Comparing the current date & time in Milan with 8 AM today in Milan.
timestamp (ts1) stored in a long, expressed in nanos since epoch
Assuming you mean the epoch reference of first moment of 1970 in UTC, 1970-01-01T00:00Z, derive a Instant
.
Instant instant = Instant.ofEpochSecond( 0 , myNanos ) ;
another timestamp (ts2), which I know is for today 8am
Determining "today" requires a time zone. For any given moment, both the date and time-of-day vary around the globe by time zone.
By the way, your Question’s time zone Europe/Milan
does not exist. I don't know much about Italy, but I assume you really want Europe/Rome
.
ZoneId z = ZoneId.of( "Europe/Rome" ) ;
ZonedDateTime nowInMilan = ZonedDateTime.now( z ) ;
We can move to another moment using the with
method. Pass a LocalTime
object for 8 AM. All parts of time-of-day will be replaced: hour, minute, second, & fractional second.
ZonedDateTime eightAmTodayInMilan = nowInMilan.with( LocalTime.of( 8 , 0 ) ) ;
compare it
You can compare moments using the isAfter
, isBefore
, and isEqual
methods.
boolean nowIsAfter8AmInMilan = nowInMilan.isAfter( eightAmTodayInMilan ) ;
Alternatively, you could calculate elapsed time as a Duration
. Then check if negative or positive.
Duration elapsed = Duration.between( eightAmTodayInMilan , nowInMilan ) ;
boolean nowIsBefore8AmInMilan = elapsed.isNegative() ;
LocalDateTime
cannot represent a moment
The LocalDateTime
represents a date with a time-of-day, no more, no less. This class purposely lacks any concept of time zone or offset-from-UTC.
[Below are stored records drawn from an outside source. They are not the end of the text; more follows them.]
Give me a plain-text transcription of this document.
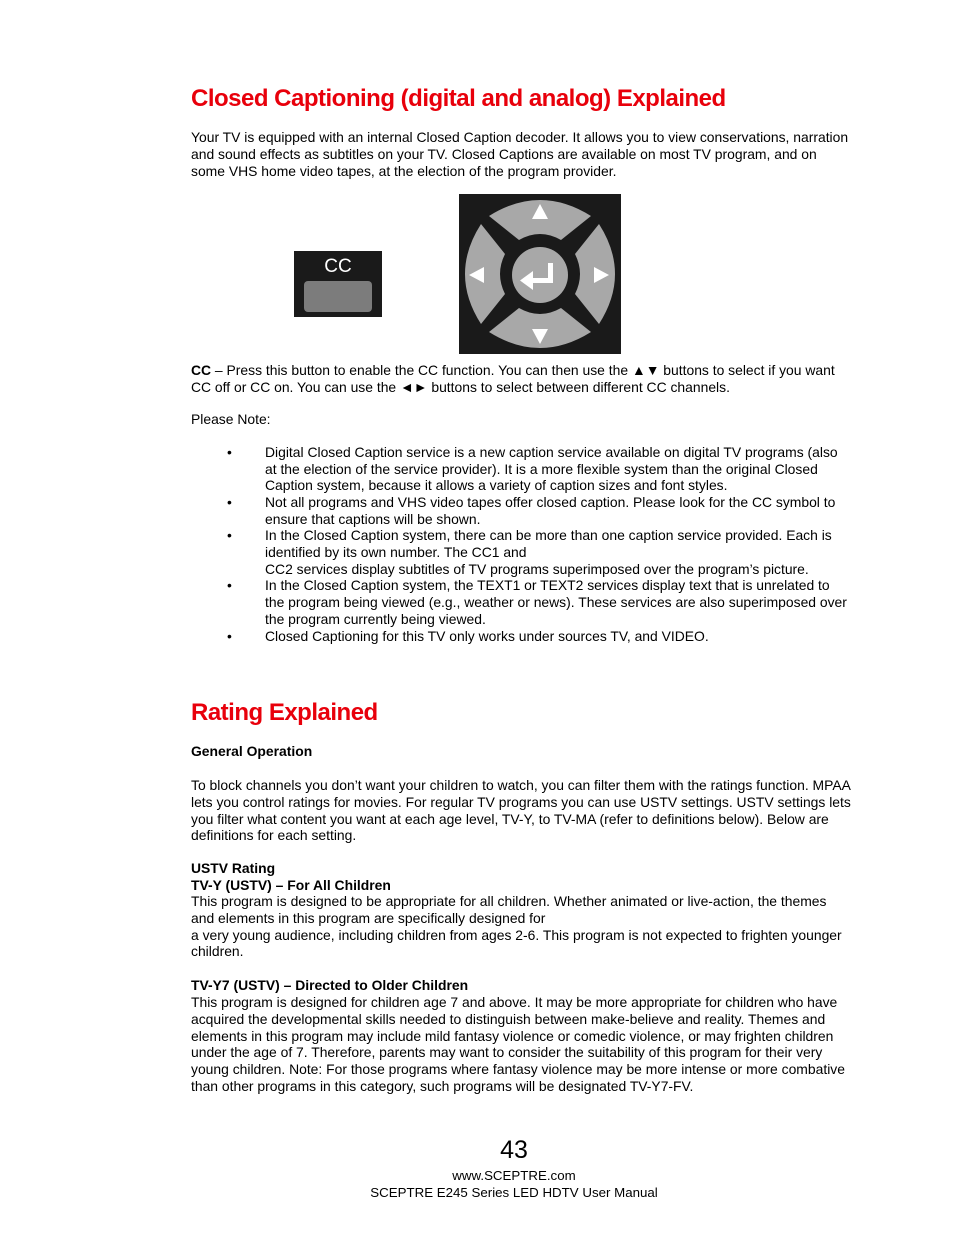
Closed Captioning (digital and analog) Explained

Your TV is equipped with an internal Closed Caption decoder. It allows you to view conservations, narration and sound effects as subtitles on your TV. Closed Captions are available on most TV program, and on some VHS home video tapes, at the election of the program provider.

CC

CC – Press this button to enable the CC function. You can then use the ▲▼ buttons to select if you want CC off or CC on. You can use the ◄► buttons to select between different CC channels.

Please Note:

• Digital Closed Caption service is a new caption service available on digital TV programs (also at the election of the service provider). It is a more flexible system than the original Closed Caption system, because it allows a variety of caption sizes and font styles.
• Not all programs and VHS video tapes offer closed caption. Please look for the CC symbol to ensure that captions will be shown.
• In the Closed Caption system, there can be more than one caption service provided. Each is identified by its own number. The CC1 and
CC2 services display subtitles of TV programs superimposed over the program’s picture.
• In the Closed Caption system, the TEXT1 or TEXT2 services display text that is unrelated to the program being viewed (e.g., weather or news). These services are also superimposed over the program currently being viewed.
• Closed Captioning for this TV only works under sources TV, and VIDEO.
Rating Explained

General Operation

To block channels you don’t want your children to watch, you can filter them with the ratings function. MPAA lets you control ratings for movies. For regular TV programs you can use USTV settings. USTV settings lets you filter what content you want at each age level, TV-Y, to TV-MA (refer to definitions below). Below are definitions for each setting.

USTV Rating

TV-Y (USTV) – For All Children

This program is designed to be appropriate for all children. Whether animated or live-action, the themes and elements in this program are specifically designed for
a very young audience, including children from ages 2-6. This program is not expected to frighten younger children.

TV-Y7 (USTV) – Directed to Older Children

This program is designed for children age 7 and above. It may be more appropriate for children who have acquired the developmental skills needed to distinguish between make-believe and reality. Themes and elements in this program may include mild fantasy violence or comedic violence, or may frighten children under the age of 7. Therefore, parents may want to consider the suitability of this program for their very young children. Note: For those programs where fantasy violence may be more intense or more combative than other programs in this category, such programs will be designated TV-Y7-FV.

43

www.SCEPTRE.com

SCEPTRE E245 Series LED HDTV User Manual
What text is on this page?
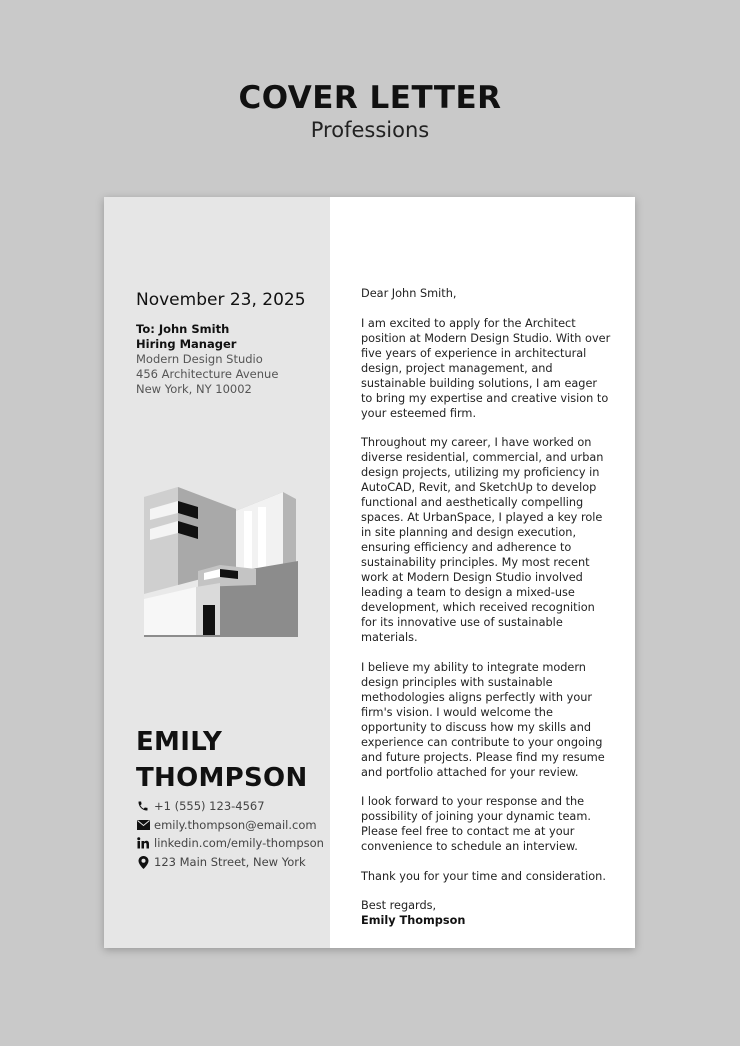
COVER LETTER
Professions
November 23, 2025
To: John Smith
Hiring Manager
Modern Design Studio
456 Architecture Avenue
New York, NY 10002
EMILY
THOMPSON
+1 (555) 123-4567
emily.thompson@email.com
linkedin.com/emily-thompson
123 Main Street, New York

Dear John Smith,

I am excited to apply for the Architect position at Modern Design Studio. With over five years of experience in architectural design, project management, and sustainable building solutions, I am eager to bring my expertise and creative vision to your esteemed firm.

Throughout my career, I have worked on diverse residential, commercial, and urban design projects, utilizing my proficiency in AutoCAD, Revit, and SketchUp to develop functional and aesthetically compelling spaces. At UrbanSpace, I played a key role in site planning and design execution, ensuring efficiency and adherence to sustainability principles. My most recent work at Modern Design Studio involved leading a team to design a mixed-use development, which received recognition for its innovative use of sustainable materials.

I believe my ability to integrate modern design principles with sustainable methodologies aligns perfectly with your firm's vision. I would welcome the opportunity to discuss how my skills and experience can contribute to your ongoing and future projects. Please find my resume and portfolio attached for your review.

I look forward to your response and the possibility of joining your dynamic team. Please feel free to contact me at your convenience to schedule an interview.

Thank you for your time and consideration.

Best regards,
Emily Thompson
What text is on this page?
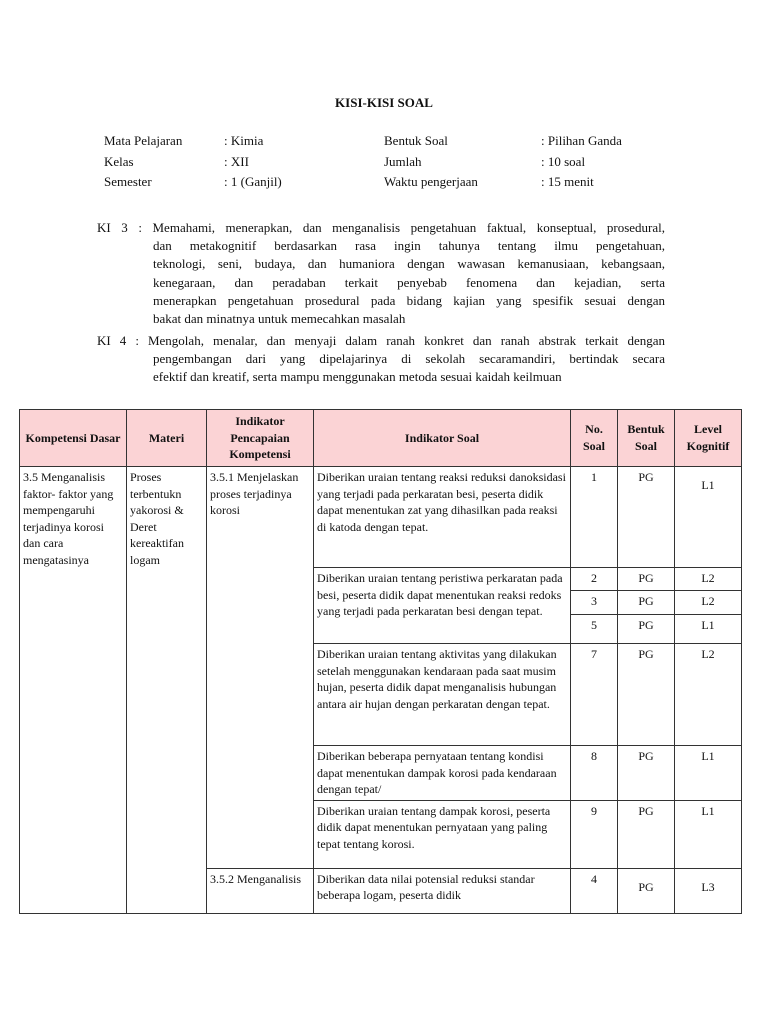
KISI-KISI SOAL
Mata Pelajaran	: Kimia
Kelas	: XII
Semester	: 1 (Ganjil)
Bentuk Soal	: Pilihan Ganda
Jumlah	: 10 soal
Waktu pengerjaan	: 15 menit
KI 3 : Memahami, menerapkan, dan menganalisis pengetahuan faktual, konseptual, prosedural,
dan metakognitif berdasarkan rasa ingin tahunya tentang ilmu pengetahuan,
teknologi, seni, budaya, dan humaniora dengan wawasan kemanusiaan, kebangsaan,
kenegaraan, dan peradaban terkait penyebab fenomena dan kejadian, serta
menerapkan pengetahuan prosedural pada bidang kajian yang spesifik sesuai dengan
bakat dan minatnya untuk memecahkan masalah
KI 4 : Mengolah, menalar, dan menyaji dalam ranah konkret dan ranah abstrak terkait dengan
pengembangan dari yang dipelajarinya di sekolah secaramandiri, bertindak secara
efektif dan kreatif, serta mampu menggunakan metoda sesuai kaidah keilmuan
Kompetensi Dasar	Materi	Indikator Pencapaian Kompetensi	Indikator Soal	No. Soal	Bentuk Soal	Level Kognitif
3.5 Menganalisis faktor- faktor yang mempengaruhi terjadinya korosi dan cara mengatasinya	Proses terbentukn yakorosi & Deret kereaktifan logam	3.5.1 Menjelaskan proses terjadinya korosi	Diberikan uraian tentang reaksi reduksi danoksidasi yang terjadi pada perkaratan besi, peserta didik dapat menentukan zat yang dihasilkan pada reaksi di katoda dengan tepat.	1	PG	L1
			Diberikan uraian tentang peristiwa perkaratan pada besi, peserta didik dapat menentukan reaksi redoks yang terjadi pada perkaratan besi dengan tepat.	2	PG	L2
				3	PG	L2
				5	PG	L1
			Diberikan uraian tentang aktivitas yang dilakukan setelah menggunakan kendaraan pada saat musim hujan, peserta didik dapat menganalisis hubungan antara air hujan dengan perkaratan dengan tepat.	7	PG	L2
			Diberikan beberapa pernyataan tentang kondisi dapat menentukan dampak korosi pada kendaraan dengan tepat/	8	PG	L1
			Diberikan uraian tentang dampak korosi, peserta didik dapat menentukan pernyataan yang paling tepat tentang korosi.	9	PG	L1
		3.5.2 Menganalisis	Diberikan data nilai potensial reduksi standar beberapa logam, peserta didik	4	PG	L3
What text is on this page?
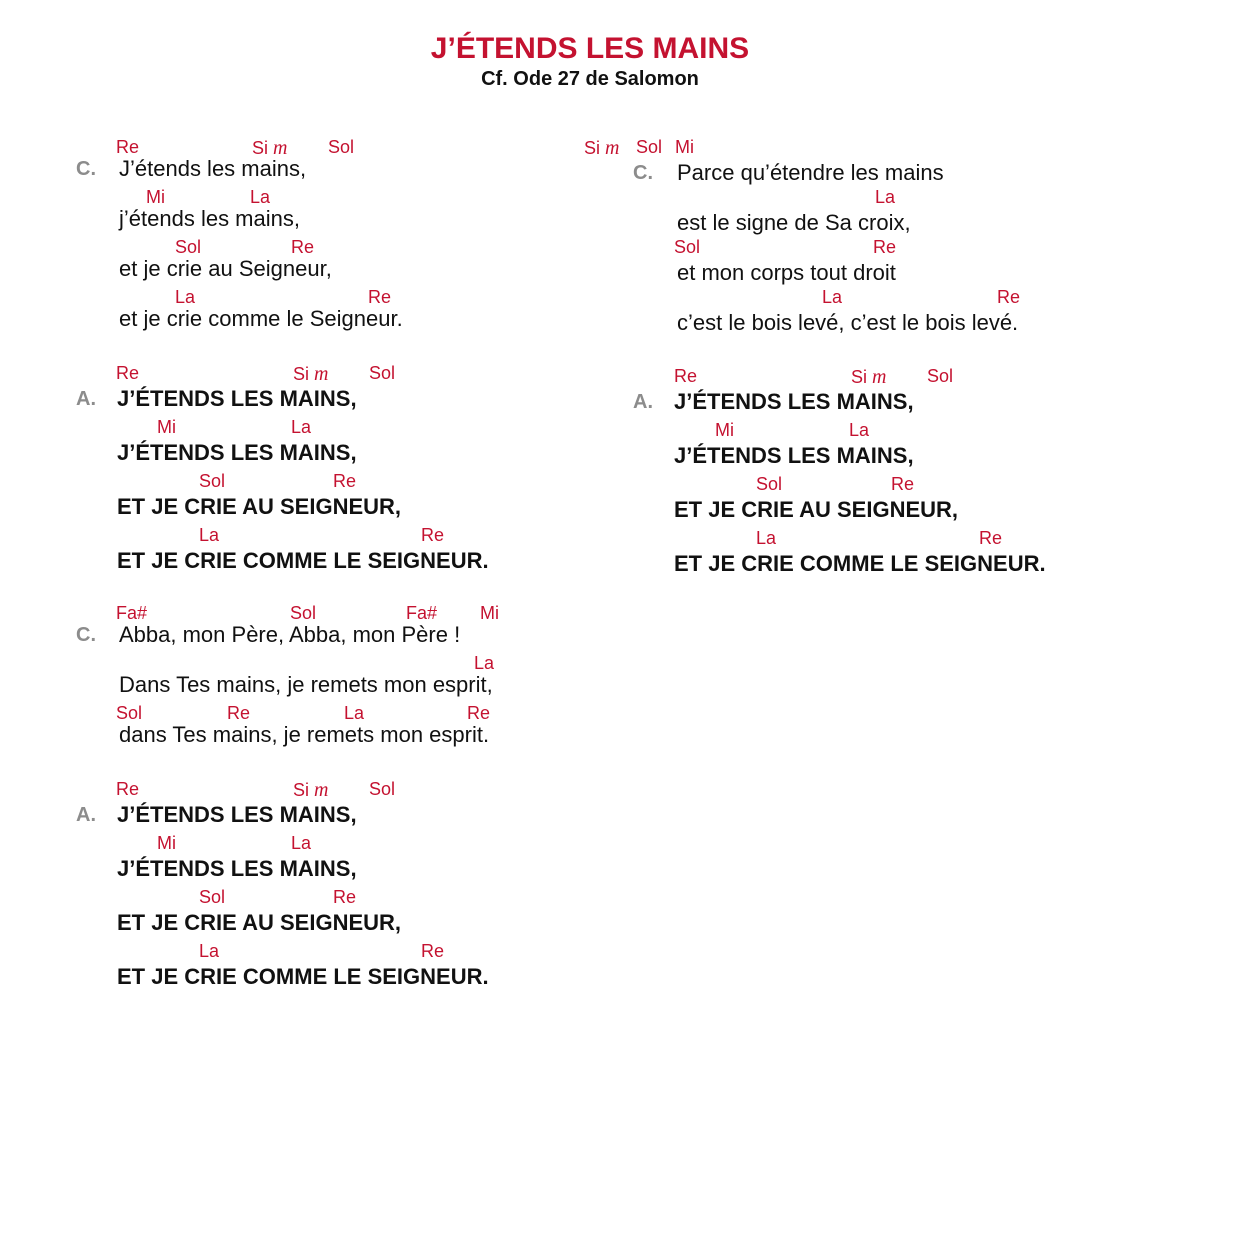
J’ÉTENDS LES MAINS
Cf. Ode 27 de Salomon
C.
Re	Si m Sol
J’étends les mains,
Mi	La
j’étends les mains,
Sol	Re
et je crie au Seigneur,
La	Re
et je crie comme le Seigneur.
A.
Re	Si m Sol
J’ÉTENDS LES MAINS,
Mi	La
J’ÉTENDS LES MAINS,
Sol	Re
ET JE CRIE AU SEIGNEUR,
La	Re
ET JE CRIE COMME LE SEIGNEUR.
C.
Fa#	Sol	Fa# Mi
Abba, mon Père, Abba, mon Père !
La
Dans Tes mains, je remets mon esprit,
Sol	Re	La	Re
dans Tes mains, je remets mon esprit.
A.
Re	Si m Sol
J’ÉTENDS LES MAINS,
Mi	La
J’ÉTENDS LES MAINS,
Sol	Re
ET JE CRIE AU SEIGNEUR,
La	Re
ET JE CRIE COMME LE SEIGNEUR.
C.
Si m Sol Mi
Parce qu’étendre les mains
La
est le signe de Sa croix,
Sol	Re
et mon corps tout droit
La	Re
c’est le bois levé, c’est le bois levé.
A.
Re	Si m Sol
J’ÉTENDS LES MAINS,
Mi	La
J’ÉTENDS LES MAINS,
Sol	Re
ET JE CRIE AU SEIGNEUR,
La	Re
ET JE CRIE COMME LE SEIGNEUR.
Without the context of a zone/offset, an instance of LocalDateTime
is inherently ambiguous. We don't know if noon on the 23rd of this January means noon in Tokyo, noon in Toulouse, or noon in Toledo Ohio US — three very different moments, each several hours apart.
For the problem stated in this Question, I would not involve LocalDateTime
.
The Y2262 problem
I would suggest you find another way to represent a moment as a count of nanoseconds.
The main reason is that such a count is inherently ambiguous and error-prone. Since no human can read such a number as a date and time, logging and debugging are complicated.
Also, beware of the Y2262 problem. Assuming your epoch reference is first moment of 1970 in UTC, then counting nanos limits your future 2262-04-11T23:47:16.854775807Z. That is sufficient for current business purposes, but what if your app is still running in a few centuries?
Instant.EPOCH.plus( Duration.ofNanos( Long.MAX_VALUE ) )
Generally best to exchange date-time values as text in standard ISO 8601 format. Those formats are designed to be readable both by machine and by humans across cultures.